Stat Check: According to a 2024 Pew study, political polarization in America is at an all-time high, with over 72% of Americans saying they avoid discussing politics at family gatherings to prevent arguments[6]. And yet, as comedy shows us, someone’s gotta say what everyone’s thinking. Sometimes, that’s the only real value add.

Chapter 7: Penis-Size-By-Country, “Boogie Nights,” and The Power of Unfiltered Curiosity

“Germany, Nigeria, Jamaica, what are we ranking? Penis size, big to small. Let me do it… Thailand is the smallest… Jamaica’s number one… No, Ecuador’s number one, baby. 6.93 average, yep, go for that. That’s a ballpoint pen.”

Now, let’s talk about unfiltered curiosity—the ability to ask questions nobody else will, whether it’s about business models, comedic structure, or, yes, international genital statistics. In comedy and business, the questions that seem “off limits” are often the ones that cut through the noise and make people pay attention.

Fielder’s gift—and the lesson for any business leader—isn’t just in being weird. It’s in being relentlessly curious, asking the questions others won’t, and turning discomfort into engagement. (And sometimes, into viral content.)

Stat Check: In a 2022 NYT feature on viral trends, 82% of the most-shared social media posts were those that made audiences “feel something new”—curiosity, surprise, even shock[7]. Playing it safe is a surefire way to be ignored.

Chapter 8: Friday Afternoon Work, Fake Awards, and The ROI of Not Taking Yourself Too Seriously

“All you have to do is fill out this thing, and I go, okay, it forces you to buy the trophy to win the award. So I just made a press release like I won it, because I did.”

In both business and comedy, the world is full of fake trophies, meaningless awards, and people who mistake “busy work” for actual ROI. The ones who win (and laugh hardest) are usually those who are in on the joke.

Don’t take yourself too seriously. Write the 5,000-word press release, Photoshop your own award, and always, always question the metrics. At the end of the day, the best work gets done when you let your hair down and remember that most of it is a game.

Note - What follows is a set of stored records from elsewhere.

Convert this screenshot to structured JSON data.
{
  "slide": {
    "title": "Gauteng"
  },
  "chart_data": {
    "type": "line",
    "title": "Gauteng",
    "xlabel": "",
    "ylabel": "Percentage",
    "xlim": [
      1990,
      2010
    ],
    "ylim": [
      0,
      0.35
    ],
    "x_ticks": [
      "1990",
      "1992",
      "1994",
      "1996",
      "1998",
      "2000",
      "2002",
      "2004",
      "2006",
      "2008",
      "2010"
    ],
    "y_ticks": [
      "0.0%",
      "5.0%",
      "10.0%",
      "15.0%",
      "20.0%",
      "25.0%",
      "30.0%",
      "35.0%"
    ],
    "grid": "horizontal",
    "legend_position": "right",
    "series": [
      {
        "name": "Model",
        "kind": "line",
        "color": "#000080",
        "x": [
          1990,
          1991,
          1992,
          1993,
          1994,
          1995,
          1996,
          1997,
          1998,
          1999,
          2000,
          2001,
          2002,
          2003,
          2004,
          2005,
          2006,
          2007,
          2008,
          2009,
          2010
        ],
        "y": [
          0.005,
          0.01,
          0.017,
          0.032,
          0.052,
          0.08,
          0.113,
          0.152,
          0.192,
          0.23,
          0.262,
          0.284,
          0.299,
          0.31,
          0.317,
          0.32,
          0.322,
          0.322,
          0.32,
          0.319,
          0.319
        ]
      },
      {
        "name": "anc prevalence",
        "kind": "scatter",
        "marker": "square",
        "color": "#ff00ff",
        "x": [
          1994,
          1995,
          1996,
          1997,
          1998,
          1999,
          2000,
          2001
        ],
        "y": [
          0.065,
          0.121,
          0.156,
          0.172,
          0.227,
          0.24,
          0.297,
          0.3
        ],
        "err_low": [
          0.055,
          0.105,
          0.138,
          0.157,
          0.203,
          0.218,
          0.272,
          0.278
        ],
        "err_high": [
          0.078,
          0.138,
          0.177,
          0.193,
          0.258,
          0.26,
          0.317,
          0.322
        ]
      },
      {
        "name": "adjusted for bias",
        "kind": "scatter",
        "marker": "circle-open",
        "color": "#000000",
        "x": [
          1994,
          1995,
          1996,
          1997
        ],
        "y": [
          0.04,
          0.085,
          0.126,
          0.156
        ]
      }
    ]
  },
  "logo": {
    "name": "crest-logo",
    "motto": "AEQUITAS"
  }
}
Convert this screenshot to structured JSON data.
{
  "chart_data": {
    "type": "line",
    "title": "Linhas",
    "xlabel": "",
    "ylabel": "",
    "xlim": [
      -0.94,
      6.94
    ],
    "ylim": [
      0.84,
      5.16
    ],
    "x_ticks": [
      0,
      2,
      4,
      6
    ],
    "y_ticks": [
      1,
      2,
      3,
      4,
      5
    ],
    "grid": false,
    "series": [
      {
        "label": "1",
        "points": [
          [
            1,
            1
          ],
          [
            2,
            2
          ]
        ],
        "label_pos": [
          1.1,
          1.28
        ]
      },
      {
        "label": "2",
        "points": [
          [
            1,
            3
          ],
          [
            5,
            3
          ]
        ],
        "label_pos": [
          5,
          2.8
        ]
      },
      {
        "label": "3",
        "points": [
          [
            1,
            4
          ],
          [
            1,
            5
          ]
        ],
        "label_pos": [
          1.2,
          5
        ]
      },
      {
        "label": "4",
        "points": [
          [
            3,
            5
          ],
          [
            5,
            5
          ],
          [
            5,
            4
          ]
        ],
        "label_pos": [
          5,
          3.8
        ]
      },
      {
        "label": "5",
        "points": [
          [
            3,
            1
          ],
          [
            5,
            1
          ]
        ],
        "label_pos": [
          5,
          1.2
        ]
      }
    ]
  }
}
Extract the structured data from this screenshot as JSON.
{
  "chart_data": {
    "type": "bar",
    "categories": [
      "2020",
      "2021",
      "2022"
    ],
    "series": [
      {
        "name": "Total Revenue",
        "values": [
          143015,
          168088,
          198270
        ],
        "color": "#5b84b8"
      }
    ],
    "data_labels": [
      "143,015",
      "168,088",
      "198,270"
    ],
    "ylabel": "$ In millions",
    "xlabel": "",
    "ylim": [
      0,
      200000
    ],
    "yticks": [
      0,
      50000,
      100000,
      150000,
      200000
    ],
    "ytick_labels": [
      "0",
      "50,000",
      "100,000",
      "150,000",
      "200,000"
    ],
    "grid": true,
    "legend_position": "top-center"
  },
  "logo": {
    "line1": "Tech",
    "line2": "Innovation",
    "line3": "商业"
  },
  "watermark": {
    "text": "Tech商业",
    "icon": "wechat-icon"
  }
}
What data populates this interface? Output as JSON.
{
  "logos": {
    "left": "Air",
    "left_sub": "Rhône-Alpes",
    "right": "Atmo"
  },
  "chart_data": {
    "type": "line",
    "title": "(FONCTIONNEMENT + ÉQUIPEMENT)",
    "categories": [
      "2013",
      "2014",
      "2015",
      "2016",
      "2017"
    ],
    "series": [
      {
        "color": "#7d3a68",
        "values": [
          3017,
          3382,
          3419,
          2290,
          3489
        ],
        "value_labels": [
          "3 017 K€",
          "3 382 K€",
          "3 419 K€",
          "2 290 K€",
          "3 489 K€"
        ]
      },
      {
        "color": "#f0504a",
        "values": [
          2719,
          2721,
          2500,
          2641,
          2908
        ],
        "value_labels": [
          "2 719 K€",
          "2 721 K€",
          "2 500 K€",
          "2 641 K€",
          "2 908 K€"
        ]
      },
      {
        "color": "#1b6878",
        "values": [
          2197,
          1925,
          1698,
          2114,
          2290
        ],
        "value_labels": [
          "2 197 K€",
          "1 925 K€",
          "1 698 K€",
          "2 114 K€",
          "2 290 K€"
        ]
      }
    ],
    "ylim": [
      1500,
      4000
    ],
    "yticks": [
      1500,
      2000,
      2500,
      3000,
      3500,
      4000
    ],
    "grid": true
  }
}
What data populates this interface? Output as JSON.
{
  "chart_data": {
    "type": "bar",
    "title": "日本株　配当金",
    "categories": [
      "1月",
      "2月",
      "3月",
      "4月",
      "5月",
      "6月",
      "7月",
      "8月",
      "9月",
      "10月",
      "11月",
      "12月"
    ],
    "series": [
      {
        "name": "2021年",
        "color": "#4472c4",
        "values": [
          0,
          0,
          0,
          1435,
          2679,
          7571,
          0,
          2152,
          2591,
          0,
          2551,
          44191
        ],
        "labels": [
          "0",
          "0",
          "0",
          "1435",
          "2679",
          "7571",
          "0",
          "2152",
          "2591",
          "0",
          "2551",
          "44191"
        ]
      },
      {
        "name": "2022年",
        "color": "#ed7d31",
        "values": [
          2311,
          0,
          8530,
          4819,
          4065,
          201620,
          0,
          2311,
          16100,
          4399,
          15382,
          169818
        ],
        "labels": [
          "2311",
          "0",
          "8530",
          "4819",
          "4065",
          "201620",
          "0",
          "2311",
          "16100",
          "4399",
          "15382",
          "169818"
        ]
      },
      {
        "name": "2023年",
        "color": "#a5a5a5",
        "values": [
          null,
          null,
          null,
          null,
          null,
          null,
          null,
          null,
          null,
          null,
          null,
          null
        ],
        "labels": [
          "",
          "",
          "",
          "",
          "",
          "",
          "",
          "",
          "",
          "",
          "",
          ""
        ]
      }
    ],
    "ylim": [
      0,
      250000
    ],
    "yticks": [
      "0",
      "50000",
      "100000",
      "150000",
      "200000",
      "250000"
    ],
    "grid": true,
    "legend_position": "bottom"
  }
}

Research Insight: Gallup has shown that employees who feel free to be themselves at work are 42% more likely to stay at their job, and 35% more likely to report higher job satisfaction[8].

Chapter 9: The Final Lesson – Comedy, Business, and Truth (in No Particular Order)

Nathan Fielder isn’t just a comedian; he’s a business philosopher for the post-truth era. The lesson? Commit to the bit. Ask the uncomfortable questions. Embrace the weird. And never, ever let the crowd (or the market) tell you what’s too absurd to try—because that’s probably where the gold is.

In a world run by algorithms and optimized for engagement, sometimes the only way to win is to stay human. To tell the truth, but make it funny. To run the bit until you’re the only one left standing—or at least the only one left still laughing.

Sources
[1] Pew Research Center. "Americans’ Changing Relationship With News," 2024. [2] Harvard Business Review. "The Business Case for Authentic Branding," 2023. [3] University of Scranton. "New Year's Resolution Statistics," 2022. [4] Pew Research Center. "Public Skeptical of AI-Generated Content," 2024. [5] Stanford University. "Curiosity and Creativity in Leadership," 2022. [6] Pew Research Center. "Political Polarization in the United States," 2024. [7] The New York Times. "The Science of Going Viral," 2022. [8] Gallup. "Employee Engagement and Authenticity at Work," 2023.